School in India – I’ve been asked about school options for our kids for the past, I don’t know, two years. Basically since I’ve mentioned a potential move to friends, this was on of the first question asked.
The main two original reasons I want to move to India was for the kids to learn that part of their culture/heritage and so that they can be fluent in Marathi. We had options for moving to Bangalore, but even though a last-minute one sounded good, the language is different there, so we wouldn’t have fulfilled one of the two reasons for the move.
To ensure they can learn Marathi, my husband wanted the kids to attend a local school or at least a school that was taught in Marathi, or “Marathi Medium School.” However, after some thought, that scares me. I’m not entirely sure why, and I’m sure there’s some major cutural bias happening there. But since the schools are more homogeneous when they’re local schools, I’m not sure my kiddos would fit in. They will already be going through some major adjustments. Plus, my daughter is very much like me, and seeks approval and acceptance. Finally, since only 15% of people make it TO high school and 7% of people in India graduate from high school, I fear that with a local-local schools, our extremely young kids may be surrounded by kiddos whose families are illiterate, which may cause issues in what *I* believe is the way my children acquire knowledge.
To graduate from an Indian high school and gain admission into a college, it is largely dependent upon your “board.” I’d some-what compare this to the ACT/SAT standard. So, in the US, some areas had more ACT takers than SAT takers. Now, imagine that based on what test you took, that determined what schools you could apply for admission. Then, imagine that to even sit to take the test, you had to make sure your schools taught to that test. It is more encompassing than that but I hope that helps you see what I’m saying.
The next consideration for school is sorta dependent upon the length of stay in India. If we don’t plan to be there through high school (grade 10, as India does a 10 grades + 2 for a college (or precollege equivalency), and then a +3 for bachelor’s degree (except a few degrees which are 4), then it really doesn’t matter if our kids can’t sit for a specific entrance exam.
School in Mumbai, India: Types
SSC – this is the state board. This school would likely have a “batch” of English-taught students, and a batch of Marathi-taught students. But both would have some classes to teach the other language. These schools generally are very academically-focused
CBSE– this is the central government board. It is approached very specifically and unit based and the curricula is updated regularly. It is some-what more “well-rounded” than most SSC boards (each state would have their own). There would be two exams in English to graduate and one in science.

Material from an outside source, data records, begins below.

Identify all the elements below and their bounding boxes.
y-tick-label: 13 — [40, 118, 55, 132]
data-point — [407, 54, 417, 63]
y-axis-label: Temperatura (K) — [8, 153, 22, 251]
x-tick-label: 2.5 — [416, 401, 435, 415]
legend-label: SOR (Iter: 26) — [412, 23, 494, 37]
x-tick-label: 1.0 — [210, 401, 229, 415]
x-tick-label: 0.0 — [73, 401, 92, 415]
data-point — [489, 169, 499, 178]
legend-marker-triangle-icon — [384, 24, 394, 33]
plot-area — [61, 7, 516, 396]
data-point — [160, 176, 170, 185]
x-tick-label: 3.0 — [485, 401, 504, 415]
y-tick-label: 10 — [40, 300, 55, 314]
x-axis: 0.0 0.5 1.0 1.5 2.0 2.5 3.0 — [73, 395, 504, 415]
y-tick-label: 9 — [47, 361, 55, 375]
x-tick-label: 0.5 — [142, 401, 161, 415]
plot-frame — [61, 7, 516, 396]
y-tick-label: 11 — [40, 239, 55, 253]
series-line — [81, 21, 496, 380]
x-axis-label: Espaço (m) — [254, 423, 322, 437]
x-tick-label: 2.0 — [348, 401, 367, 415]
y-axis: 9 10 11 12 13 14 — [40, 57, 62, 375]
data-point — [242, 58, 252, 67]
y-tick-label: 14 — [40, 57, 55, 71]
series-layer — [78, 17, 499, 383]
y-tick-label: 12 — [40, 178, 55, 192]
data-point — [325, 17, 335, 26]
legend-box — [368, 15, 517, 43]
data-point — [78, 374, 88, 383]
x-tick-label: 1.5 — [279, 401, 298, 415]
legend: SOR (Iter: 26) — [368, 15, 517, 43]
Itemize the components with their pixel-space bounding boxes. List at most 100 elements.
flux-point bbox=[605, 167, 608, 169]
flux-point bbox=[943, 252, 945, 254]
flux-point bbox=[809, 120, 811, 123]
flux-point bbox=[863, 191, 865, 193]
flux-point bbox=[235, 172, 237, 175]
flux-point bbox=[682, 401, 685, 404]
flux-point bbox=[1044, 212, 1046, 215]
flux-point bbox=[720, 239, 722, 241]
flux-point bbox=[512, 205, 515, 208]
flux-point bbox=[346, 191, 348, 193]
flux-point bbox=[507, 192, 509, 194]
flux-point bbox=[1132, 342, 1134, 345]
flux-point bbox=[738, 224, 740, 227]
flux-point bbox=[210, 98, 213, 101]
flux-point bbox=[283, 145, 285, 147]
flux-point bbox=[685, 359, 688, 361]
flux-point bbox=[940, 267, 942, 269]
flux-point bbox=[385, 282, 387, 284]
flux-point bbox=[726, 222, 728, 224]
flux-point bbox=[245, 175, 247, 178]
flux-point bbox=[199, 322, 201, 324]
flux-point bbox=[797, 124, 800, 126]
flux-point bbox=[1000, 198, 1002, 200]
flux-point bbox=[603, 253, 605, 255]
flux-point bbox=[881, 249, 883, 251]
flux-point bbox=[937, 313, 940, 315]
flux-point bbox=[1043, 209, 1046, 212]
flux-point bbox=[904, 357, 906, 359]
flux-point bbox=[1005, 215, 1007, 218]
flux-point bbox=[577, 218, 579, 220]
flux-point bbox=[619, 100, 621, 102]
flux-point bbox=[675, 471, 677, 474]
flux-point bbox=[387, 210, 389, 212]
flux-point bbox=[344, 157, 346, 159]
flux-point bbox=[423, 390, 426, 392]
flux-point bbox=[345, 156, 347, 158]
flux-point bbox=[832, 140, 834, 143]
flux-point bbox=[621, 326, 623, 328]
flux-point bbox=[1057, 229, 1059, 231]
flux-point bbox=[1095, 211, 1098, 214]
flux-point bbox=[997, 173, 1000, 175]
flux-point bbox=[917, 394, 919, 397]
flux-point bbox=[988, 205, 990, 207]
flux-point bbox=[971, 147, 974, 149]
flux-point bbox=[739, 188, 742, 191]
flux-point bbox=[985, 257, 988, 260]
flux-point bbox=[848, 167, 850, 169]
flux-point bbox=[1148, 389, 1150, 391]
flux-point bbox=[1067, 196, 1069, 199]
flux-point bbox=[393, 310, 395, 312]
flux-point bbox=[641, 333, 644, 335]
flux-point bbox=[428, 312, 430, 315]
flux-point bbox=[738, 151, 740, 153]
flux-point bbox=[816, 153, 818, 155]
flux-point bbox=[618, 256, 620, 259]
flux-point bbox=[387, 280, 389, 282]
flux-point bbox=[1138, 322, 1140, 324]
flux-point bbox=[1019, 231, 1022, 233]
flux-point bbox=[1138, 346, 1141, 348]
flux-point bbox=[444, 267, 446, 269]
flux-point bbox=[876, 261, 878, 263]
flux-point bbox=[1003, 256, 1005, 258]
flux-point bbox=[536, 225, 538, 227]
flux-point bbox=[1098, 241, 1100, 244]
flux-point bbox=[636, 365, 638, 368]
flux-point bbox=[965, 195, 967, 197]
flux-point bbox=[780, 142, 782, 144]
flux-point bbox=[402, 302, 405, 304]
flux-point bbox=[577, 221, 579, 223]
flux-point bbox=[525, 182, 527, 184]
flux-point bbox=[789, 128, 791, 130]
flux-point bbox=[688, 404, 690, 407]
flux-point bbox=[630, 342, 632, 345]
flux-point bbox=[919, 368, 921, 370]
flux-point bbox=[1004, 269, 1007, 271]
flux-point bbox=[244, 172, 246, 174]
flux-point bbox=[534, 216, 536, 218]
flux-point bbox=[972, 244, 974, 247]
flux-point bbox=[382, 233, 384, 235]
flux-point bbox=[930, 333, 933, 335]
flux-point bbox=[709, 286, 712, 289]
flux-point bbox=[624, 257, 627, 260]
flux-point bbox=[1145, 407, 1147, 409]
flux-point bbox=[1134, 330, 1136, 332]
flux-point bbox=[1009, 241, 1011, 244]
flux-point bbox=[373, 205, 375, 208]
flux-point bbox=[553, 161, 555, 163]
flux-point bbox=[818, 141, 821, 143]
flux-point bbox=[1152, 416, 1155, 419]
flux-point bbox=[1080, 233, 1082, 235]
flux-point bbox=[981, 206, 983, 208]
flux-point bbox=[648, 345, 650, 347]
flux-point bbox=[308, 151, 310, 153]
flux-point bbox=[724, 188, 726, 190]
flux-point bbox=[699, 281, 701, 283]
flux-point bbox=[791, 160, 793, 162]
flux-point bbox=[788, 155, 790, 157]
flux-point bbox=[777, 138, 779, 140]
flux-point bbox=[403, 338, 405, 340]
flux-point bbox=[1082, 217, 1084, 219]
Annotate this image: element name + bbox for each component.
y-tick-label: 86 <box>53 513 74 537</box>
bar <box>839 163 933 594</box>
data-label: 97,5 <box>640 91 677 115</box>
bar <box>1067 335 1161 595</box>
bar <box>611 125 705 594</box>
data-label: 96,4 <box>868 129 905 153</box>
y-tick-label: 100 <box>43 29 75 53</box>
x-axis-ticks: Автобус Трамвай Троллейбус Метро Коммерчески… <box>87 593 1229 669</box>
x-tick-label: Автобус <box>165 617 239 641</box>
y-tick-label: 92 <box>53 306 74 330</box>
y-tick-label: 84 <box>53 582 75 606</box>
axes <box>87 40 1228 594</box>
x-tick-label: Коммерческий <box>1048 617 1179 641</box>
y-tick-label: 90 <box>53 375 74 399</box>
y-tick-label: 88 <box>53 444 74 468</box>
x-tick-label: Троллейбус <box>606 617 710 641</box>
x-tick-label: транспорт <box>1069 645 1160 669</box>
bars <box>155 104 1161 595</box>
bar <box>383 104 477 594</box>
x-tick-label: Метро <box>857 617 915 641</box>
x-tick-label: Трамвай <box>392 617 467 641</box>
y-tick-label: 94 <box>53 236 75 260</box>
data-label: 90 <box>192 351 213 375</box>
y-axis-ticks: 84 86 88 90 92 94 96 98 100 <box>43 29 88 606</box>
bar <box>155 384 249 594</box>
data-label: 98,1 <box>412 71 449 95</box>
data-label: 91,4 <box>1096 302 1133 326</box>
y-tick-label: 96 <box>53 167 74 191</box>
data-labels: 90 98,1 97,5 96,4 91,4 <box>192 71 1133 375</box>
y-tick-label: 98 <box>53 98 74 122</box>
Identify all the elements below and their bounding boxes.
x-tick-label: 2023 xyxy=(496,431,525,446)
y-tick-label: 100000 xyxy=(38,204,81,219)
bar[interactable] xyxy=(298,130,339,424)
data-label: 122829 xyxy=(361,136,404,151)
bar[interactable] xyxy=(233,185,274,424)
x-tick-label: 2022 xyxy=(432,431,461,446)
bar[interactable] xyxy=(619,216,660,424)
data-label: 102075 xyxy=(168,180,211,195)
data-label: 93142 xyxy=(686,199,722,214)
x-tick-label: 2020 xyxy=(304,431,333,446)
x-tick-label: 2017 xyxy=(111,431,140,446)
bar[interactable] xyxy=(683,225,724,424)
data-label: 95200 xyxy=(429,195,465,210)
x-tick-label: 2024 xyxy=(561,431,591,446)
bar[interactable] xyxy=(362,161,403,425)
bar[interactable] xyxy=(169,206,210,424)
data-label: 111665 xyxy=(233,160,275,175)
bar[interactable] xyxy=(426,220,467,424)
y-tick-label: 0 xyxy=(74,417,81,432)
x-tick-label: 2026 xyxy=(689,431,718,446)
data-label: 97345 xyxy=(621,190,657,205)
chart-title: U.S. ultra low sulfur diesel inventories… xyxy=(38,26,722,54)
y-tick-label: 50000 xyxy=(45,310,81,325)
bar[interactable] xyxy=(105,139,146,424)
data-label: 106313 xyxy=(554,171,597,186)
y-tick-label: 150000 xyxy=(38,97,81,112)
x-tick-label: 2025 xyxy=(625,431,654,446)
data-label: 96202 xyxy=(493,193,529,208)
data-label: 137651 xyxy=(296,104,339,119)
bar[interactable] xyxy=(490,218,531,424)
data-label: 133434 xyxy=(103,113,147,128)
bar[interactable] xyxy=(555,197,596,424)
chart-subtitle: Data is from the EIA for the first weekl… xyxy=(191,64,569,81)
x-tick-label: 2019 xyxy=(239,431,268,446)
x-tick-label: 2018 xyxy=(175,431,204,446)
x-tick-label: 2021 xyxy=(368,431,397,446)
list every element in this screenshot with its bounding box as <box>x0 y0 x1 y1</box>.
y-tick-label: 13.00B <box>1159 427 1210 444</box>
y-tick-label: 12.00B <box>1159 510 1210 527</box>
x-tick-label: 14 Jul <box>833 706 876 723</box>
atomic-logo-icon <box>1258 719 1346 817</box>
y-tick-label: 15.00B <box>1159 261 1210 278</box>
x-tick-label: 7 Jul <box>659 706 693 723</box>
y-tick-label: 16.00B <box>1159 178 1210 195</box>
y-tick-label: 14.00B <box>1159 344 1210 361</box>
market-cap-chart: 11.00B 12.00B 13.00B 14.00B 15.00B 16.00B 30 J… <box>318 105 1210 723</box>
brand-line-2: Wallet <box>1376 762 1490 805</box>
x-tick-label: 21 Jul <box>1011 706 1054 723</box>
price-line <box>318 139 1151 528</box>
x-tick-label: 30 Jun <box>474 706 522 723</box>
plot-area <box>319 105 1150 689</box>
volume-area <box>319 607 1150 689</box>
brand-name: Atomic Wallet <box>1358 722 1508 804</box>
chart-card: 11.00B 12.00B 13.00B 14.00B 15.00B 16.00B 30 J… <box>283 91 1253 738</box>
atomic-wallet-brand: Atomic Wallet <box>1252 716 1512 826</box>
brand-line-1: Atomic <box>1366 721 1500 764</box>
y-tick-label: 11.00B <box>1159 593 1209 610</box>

ICSE – this is another all India board, but is not currently recognized by the central government. If you do not attend an ICSE board you cannot sit for their graduation exams (grade 10 and 12). The curricula is heavy or more rigorous on the sciences as it has three science exams to pass/graduate and only one in English.
NIOS – this is the “open” school option. This was created to help have at least some education for more kids with the Right to Education movement. There are a variety of schools affiliated with NIOS and also an online option.
International schools – These offer usually a ICSE or IGCSE or International Baccalaureate option. Some will offer Caimbridge education (or A-levels). Plus, there are a few schools affiliated with a few countries. These, however, are almost all outside of our price range. For example, kindergarten at the American School of Bombay is $30,000. Yes, US dollars. We have two kids and need to live somewhere.
Then of course we have the option of homeschooling. Homeschooling, due to the Right to Education is pseudo-legal. It hasn’t been ruled illegal, but it is very much looked down upon. Also, since some boards are hard to “sit” if you don’t take their syllabus, some parents fear homeschooling. But, there is a growing network of homeschoolers in India. I’ve followed and been watching their facebook group for almost two years now, “just in case.” If we were to stay through high school as home schoolers, the kiddos would need to sit for an exam for admission to college in India, assuming they wanted to attend college there too!
There are a few “alternative” education schools but most end up following a board toward the end. For example there are some Waldorf schools that are “true” and some “inspired.”
However, I’m a true Montessorian. Love how it is for my daughter and so my son will join in June as well (school year starts in June), assuming he decides to poop on the potty. There’s only one Montessori that continues beyond primary (3-6 year old range) in Mumbai, and this year is actually their first year. PLUS, it is a good hour and a half from my husband’s work, so not really within the “local” area of where we will live. We’ll do a true Montessori this year for the kiddos and re-assess for the future. I joke that I’ll convince the school to continue into Elementary the following year, just need to use the AMI website to try to import two teachers from abroad since there is very few elementary certified AMI teachers in India. Of course, that’s assuming I’m not totally unable to adjust. I figure anyone can make it a year somewhere. So, we’ll take this year with the Montessori school and then go from there.
The school will not teach Marathi, but will have some Hindi. The script is the same, many words are the same. We will also have a lot of Marathi-speaking neighbors (depending on where we live) as well as a live-in nanny who speaks Marathi. Thus, we should get what we need out of our stay there as well a a lot more! Also, my husband did not notice any non-Indian kids at the school, so they will be surrounded by some kids who may not speak much English at home, so that may help with my kids acquiring some more language as well.